To start, the settlement pertained to a murder case. In 2000, Fairview resident Walter Bowman was shot to death in his home by masked invaders. Five men were imprisoned. Two, Robert Wilcoxson and Kenneth Kagonyera, were given fifteen-year sentences, but they were set free by the North Carolina Innocence Inquiry Commission after only eleven years. In July, the county agreed to pay Kagonyera $515,000, and it settled for an undisclosed sum with Robert Wilcoxson. Wilcoxson’s settlement was expected to be considerably larger because, unlike Kagonyera, he was not serving time for other, unrelated charges. Both men had filed federal lawsuits against the county.
The Innocence Commission did not exonerate three other men imprisoned for the murder. Teddy Lamont Isbell, Sr., Damian Miguel Mills, and Larry Jerome Williams, Jr. continued to serve their sentences. Isbell served six years after pleading guilty to robbery, and Mills and Williams were convicted of second-degree murder. All men claimed they were falsely imprisoned, and that they had been frightened into making false confessions. They reportedly feared authority and were distrustful of then-Sheriff Bobby Medford’s administration.
The case of Isbell, Mills, and Williams is unusual, but not unprecedented, in that their convictions have yet to be overturned, even though the Innocence Commission said it had the names of three other men it believed were guilty. County Attorney Curt Euler justified settling out of court because it would not be fair to exonerate this one and that one, while leaving three others in the same predicament in jail. Euler estimated going to trial could cost the county $1 million per year per man. That would come to $42 million on top of what had already been paid Kagonyera. Euler further wanted to settle before any charges were cleared, as he estimated the county would owe double in damages for arresting officially innocent men.

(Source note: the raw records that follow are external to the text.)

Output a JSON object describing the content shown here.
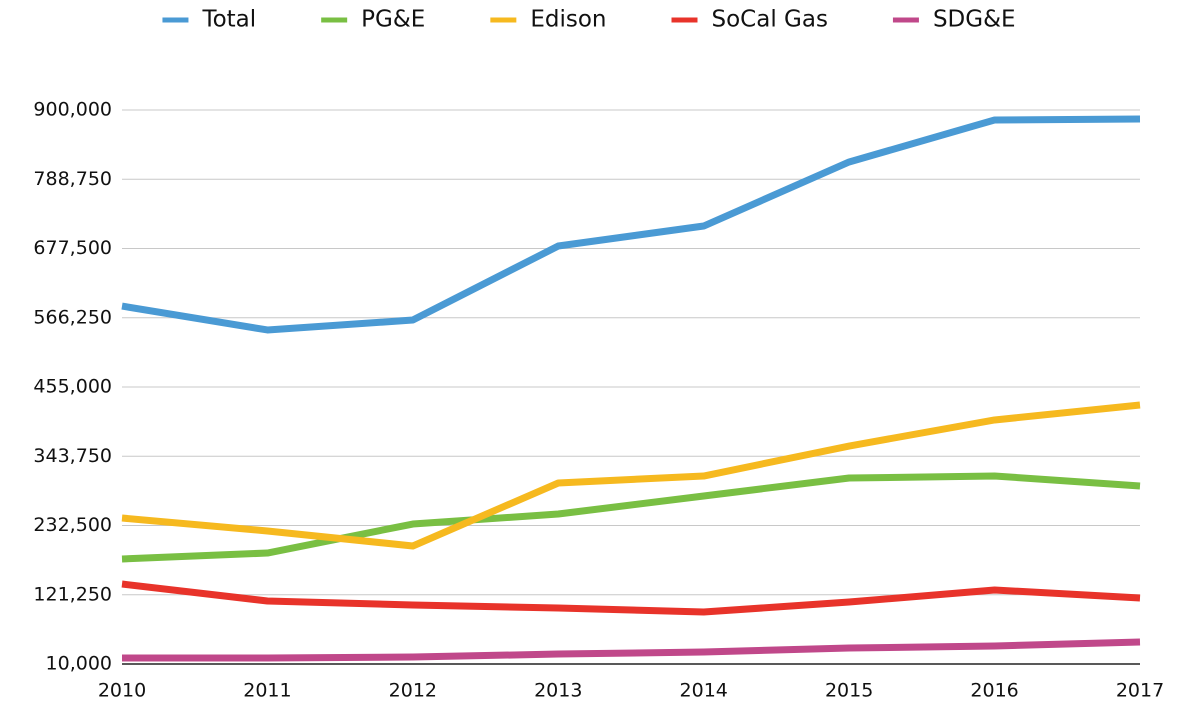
{
  "chart_data": {
    "type": "line",
    "x": [
      2010,
      2011,
      2012,
      2013,
      2014,
      2015,
      2016,
      2017
    ],
    "xlim": [
      2010,
      2017
    ],
    "xticks": [
      2010,
      2011,
      2012,
      2013,
      2014,
      2015,
      2016,
      2017
    ],
    "ylim": [
      10000,
      900000
    ],
    "yticks": [
      {
        "value": 10000,
        "label": "10,000"
      },
      {
        "value": 121250,
        "label": "121,250"
      },
      {
        "value": 232500,
        "label": "232,500"
      },
      {
        "value": 343750,
        "label": "343,750"
      },
      {
        "value": 455000,
        "label": "455,000"
      },
      {
        "value": 566250,
        "label": "566,250"
      },
      {
        "value": 677500,
        "label": "677,500"
      },
      {
        "value": 788750,
        "label": "788,750"
      },
      {
        "value": 900000,
        "label": "900,000"
      }
    ],
    "grid": true,
    "legend": "top",
    "series": [
      {
        "name": "Total",
        "color": "#4a9ad4",
        "values": [
          585000,
          546600,
          562600,
          681500,
          713600,
          816500,
          884000,
          885500
        ]
      },
      {
        "name": "PG&E",
        "color": "#79bf43",
        "values": [
          178700,
          188300,
          234900,
          251000,
          279900,
          308800,
          312000,
          296000
        ]
      },
      {
        "name": "Edison",
        "color": "#f6b91f",
        "values": [
          244500,
          223700,
          199600,
          300800,
          312000,
          360200,
          402000,
          426100
        ]
      },
      {
        "name": "SoCal Gas",
        "color": "#e8332a",
        "values": [
          138500,
          111200,
          104800,
          100000,
          93500,
          109600,
          128900,
          116000
        ]
      },
      {
        "name": "SDG&E",
        "color": "#c0488a",
        "values": [
          19600,
          19600,
          21200,
          26000,
          29300,
          35700,
          38900,
          45300
        ]
      }
    ]
  }
}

On August 4, the commissioners had a closed-door session, after which they emerged to approve settlement amounts. Isbell would get $240,000; Mills, $512,250; and Williams, $750,000. Following the vote, the county was authorized to publish the amount paid to Wilcoxson, and that was $5,125,000. So, all-told, it looked like taxpayers would be on the hook for just over $7 million. Adding the costs of legal services, it was estimated the amount would be closer to $8 million, but three insurance companies are expected to cover about $3 million. During the public meeting, the spin from the commissioners was that Euler had done a yeoman’s job in talking the price down from $17 million. For comparison’s sake, the county’s annual operating budget is $368 million.
And that leads us to selling the land. The 137-acre tract has perhaps one of the most interesting deed histories in the area. Though located in Buncombe County, it became Henderson County property as part of the 1995 water agreement. Terms required Henderson County to build a sewage treatment facility on it, and its ownership was to revert to Asheville should the land not be conveyed to the Metropolitan Sewerage District by 2012. Two 2-year extensions were added to the contract. Then, in April of 2014, Henderson County agreed with Asheville to sell the property within two years and split the proceeds 50-50. The Henderson commissioners agreed to put the property on the market in September.
Allegedly, Henderson County had received several offers higher than $6 million. But in March of this year, when the county was about to close, Henderson County Manager Steve Wyatt ran to Buncombe County in the eleventh hour to try to get a better deal. Henderson County would get the full asking price, $6,815,000, and Buncombe County would have the tract for an amazing economic development inducement. With the same secrecy enshrouding GE’s Project X, somebody leaked to the local daily that this project had the mysterious code name, Bravo IV. A little searching on the Internet revealed a Bravo IV on several local government agendas in Southern Seaboard states. The minutes of one local government linked the name with negotiations with Deschutes Brewery. Operating out of Bend, Oregon, Deschutes is the sixth largest craft brewer in the country. Its presence in Bent Creek would give the area three of the country’s ten top craft brewers.
The Buncombe County Commissioners whisked into their chambers in an emergency meeting, and voted 4-3 to buy the land. The Republicans on the board, Joe Belcher, Miranda DeBruhl, and Mike Fryar, were opposed; arguing even if members of the public had been given advance notice of the vote, they wouldn’t have a clue what the unnamed economic development project was. Commissioner Brownie Newman at the time divulged the project would create middle-class jobs and be good for the environment.
So when a resolution to sell the land appeared on the Buncombe County Commissioners’ agenda for their October 6 meeting, members of the public were wondering what had happened with Deschutes. It was sure to be an interesting meeting, but when it came time for the commissioners to discuss the item, County Manager Wanda Greene called for a closed session to discuss some important developments. After a purgatoriously protracted recess, the commissioners re-emerged and voted unanimously to remove its consideration from the agenda. Chair David Gantt remarked toward the end of the meeting that the commissioners had accomplished a lot. Within a day, news sources were announcing the arrival of representatives from Deschutes in the area.